Personal information
- Full name: William Andrew Cheyne
- Date of birth: 1912
- Place of birth: St Combs, Scotland
- Date of death: 1988 (aged 75–76)
- Place of death: Glasgow, Scotland
- Position: Left back

Youth career
- St Combs

Senior career*
- Years: Team / Apps / (Gls)
- –: Fraserburgh
- 1933–1939: Rangers / 56 / (1)
- 1939–1942: Motherwell / 0 / (0)
- 1942–1945: Dumbarton (wartime)

International career
- 1936: Scottish League XI / 1 / (0)

= William Cheyne (footballer) =

Scottish footballer

William Andrew Cheyne (1912–1988), sometimes known as Andy Cheyne, was a Scottish footballer who played as a left back.

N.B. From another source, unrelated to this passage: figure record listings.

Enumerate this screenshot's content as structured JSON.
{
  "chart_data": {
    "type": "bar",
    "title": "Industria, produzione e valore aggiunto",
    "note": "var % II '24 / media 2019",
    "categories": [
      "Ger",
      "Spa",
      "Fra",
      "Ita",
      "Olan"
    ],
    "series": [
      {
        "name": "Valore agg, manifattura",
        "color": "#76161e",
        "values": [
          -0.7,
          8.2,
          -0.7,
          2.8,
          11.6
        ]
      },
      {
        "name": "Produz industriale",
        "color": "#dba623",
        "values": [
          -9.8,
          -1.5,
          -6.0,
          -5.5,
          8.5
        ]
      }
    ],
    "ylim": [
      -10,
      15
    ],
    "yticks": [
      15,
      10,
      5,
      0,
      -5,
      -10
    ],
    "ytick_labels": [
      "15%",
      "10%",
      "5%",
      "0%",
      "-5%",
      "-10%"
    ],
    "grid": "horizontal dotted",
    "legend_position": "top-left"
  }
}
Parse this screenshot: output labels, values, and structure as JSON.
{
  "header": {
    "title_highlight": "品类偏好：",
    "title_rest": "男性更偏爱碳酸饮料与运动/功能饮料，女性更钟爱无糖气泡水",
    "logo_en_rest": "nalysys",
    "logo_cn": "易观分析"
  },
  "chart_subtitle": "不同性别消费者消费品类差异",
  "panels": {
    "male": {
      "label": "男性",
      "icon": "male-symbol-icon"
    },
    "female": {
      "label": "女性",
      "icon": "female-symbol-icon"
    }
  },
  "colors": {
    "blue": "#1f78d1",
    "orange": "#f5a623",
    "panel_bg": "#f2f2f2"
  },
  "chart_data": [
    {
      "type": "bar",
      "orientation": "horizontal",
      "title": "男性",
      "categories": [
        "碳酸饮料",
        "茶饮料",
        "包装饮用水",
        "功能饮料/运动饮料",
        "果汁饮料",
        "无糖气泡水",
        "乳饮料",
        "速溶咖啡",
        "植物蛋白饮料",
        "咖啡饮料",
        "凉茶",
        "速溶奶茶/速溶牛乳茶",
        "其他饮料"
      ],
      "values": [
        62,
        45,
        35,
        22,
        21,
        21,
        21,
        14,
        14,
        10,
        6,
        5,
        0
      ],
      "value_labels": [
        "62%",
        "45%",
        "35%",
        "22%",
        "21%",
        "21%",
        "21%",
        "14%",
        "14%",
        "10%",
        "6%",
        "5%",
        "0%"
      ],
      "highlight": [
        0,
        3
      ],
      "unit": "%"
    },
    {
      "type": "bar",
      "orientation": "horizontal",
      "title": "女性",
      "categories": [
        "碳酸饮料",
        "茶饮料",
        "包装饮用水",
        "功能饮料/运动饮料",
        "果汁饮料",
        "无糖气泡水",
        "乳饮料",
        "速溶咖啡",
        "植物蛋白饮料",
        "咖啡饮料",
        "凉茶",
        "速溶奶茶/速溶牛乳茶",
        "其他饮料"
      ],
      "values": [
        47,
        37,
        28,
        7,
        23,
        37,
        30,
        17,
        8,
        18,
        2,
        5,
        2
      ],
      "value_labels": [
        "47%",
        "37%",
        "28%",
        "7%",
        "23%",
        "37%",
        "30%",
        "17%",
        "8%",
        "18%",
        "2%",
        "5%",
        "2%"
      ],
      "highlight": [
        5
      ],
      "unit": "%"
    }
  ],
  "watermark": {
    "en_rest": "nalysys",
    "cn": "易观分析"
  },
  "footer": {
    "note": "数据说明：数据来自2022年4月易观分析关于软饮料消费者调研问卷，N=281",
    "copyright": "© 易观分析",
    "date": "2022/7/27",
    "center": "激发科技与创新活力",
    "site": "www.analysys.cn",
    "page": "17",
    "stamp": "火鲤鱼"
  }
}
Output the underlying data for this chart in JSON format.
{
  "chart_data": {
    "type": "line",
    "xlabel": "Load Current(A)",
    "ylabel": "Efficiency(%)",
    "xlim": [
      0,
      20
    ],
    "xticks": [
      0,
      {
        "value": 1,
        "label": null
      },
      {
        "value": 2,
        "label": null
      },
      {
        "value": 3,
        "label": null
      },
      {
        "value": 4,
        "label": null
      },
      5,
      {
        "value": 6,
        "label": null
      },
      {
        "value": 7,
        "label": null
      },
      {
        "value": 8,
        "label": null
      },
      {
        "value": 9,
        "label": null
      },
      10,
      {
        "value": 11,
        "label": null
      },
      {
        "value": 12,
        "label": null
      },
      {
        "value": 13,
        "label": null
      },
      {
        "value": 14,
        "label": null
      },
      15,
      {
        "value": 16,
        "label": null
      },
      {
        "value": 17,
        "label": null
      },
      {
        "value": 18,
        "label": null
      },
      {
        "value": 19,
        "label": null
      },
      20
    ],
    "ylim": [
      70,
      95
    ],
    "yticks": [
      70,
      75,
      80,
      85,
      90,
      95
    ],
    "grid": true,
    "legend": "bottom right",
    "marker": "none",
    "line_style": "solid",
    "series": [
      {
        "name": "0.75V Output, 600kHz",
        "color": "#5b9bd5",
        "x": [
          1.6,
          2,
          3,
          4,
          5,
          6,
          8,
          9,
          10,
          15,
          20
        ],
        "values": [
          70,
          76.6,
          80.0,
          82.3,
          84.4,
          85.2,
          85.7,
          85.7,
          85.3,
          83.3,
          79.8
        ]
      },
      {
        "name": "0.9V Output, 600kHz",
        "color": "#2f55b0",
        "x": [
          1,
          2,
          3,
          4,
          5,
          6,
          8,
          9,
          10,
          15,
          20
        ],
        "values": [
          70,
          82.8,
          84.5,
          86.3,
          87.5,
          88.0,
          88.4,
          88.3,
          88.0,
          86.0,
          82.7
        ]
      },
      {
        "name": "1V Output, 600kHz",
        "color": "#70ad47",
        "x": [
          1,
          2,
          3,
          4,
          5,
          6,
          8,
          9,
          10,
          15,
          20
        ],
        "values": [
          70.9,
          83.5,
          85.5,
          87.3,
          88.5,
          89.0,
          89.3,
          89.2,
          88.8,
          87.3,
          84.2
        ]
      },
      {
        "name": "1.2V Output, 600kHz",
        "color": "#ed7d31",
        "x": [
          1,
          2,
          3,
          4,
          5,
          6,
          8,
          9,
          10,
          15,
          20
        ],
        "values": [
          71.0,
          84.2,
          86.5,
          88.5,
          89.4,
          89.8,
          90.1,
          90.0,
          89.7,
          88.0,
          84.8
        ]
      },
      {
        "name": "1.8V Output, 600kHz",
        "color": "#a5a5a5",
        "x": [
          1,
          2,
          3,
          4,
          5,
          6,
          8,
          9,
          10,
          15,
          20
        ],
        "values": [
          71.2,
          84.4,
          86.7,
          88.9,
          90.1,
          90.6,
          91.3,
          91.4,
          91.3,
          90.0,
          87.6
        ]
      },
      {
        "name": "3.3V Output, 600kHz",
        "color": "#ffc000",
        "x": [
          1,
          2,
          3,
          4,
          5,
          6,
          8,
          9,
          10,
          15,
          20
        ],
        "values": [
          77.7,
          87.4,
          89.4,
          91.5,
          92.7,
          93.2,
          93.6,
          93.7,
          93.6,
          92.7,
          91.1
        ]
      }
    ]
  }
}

A native of the village of St Combs in Aberdeenshire, he played for Fraserburgh in the Highland Football League before being signed by reigning Scottish champions Rangers in 1933. His role was mainly as a back-up, first to Whitey McDonald, then also remaining in reserve in 1937–38 when an unsuccessful experiment was made to install Alex Winning in the position, resulting in the signing of Jock Shaw who became a mainstay of the team. Cheyne took part sufficient matches (17) in 1936–37 to be awarded a Scottish Football League winner's medal (in the club's three other title wins during his time at Ibrox he made only three, six and two appearances respectively) and played in the 1936 Scottish Cup Final in which the Gers defeated Third Lanark to lift the trophy, having played no part in their winning runs in the two previous campaigns. During that fairly brief time when he was a first-choice at Rangers, Cheyne was selected once for the Scottish Football League XI in September 1936 and twice for the Glasgow FA's annual challenge match against Sheffield (November 1936, September 1937).

In May 1939 Cheyne moved on to Motherwell, but the outbreak of World War II shortly thereafter meant he never played officially for the club in the three years he was contracted there. He had made guest appearances for Dumbarton during that time, and signed formally for the Sons in 1942, playing regularly until 1945 – but again these were unofficial wartime tournaments, and he retired before normal competitions resumed.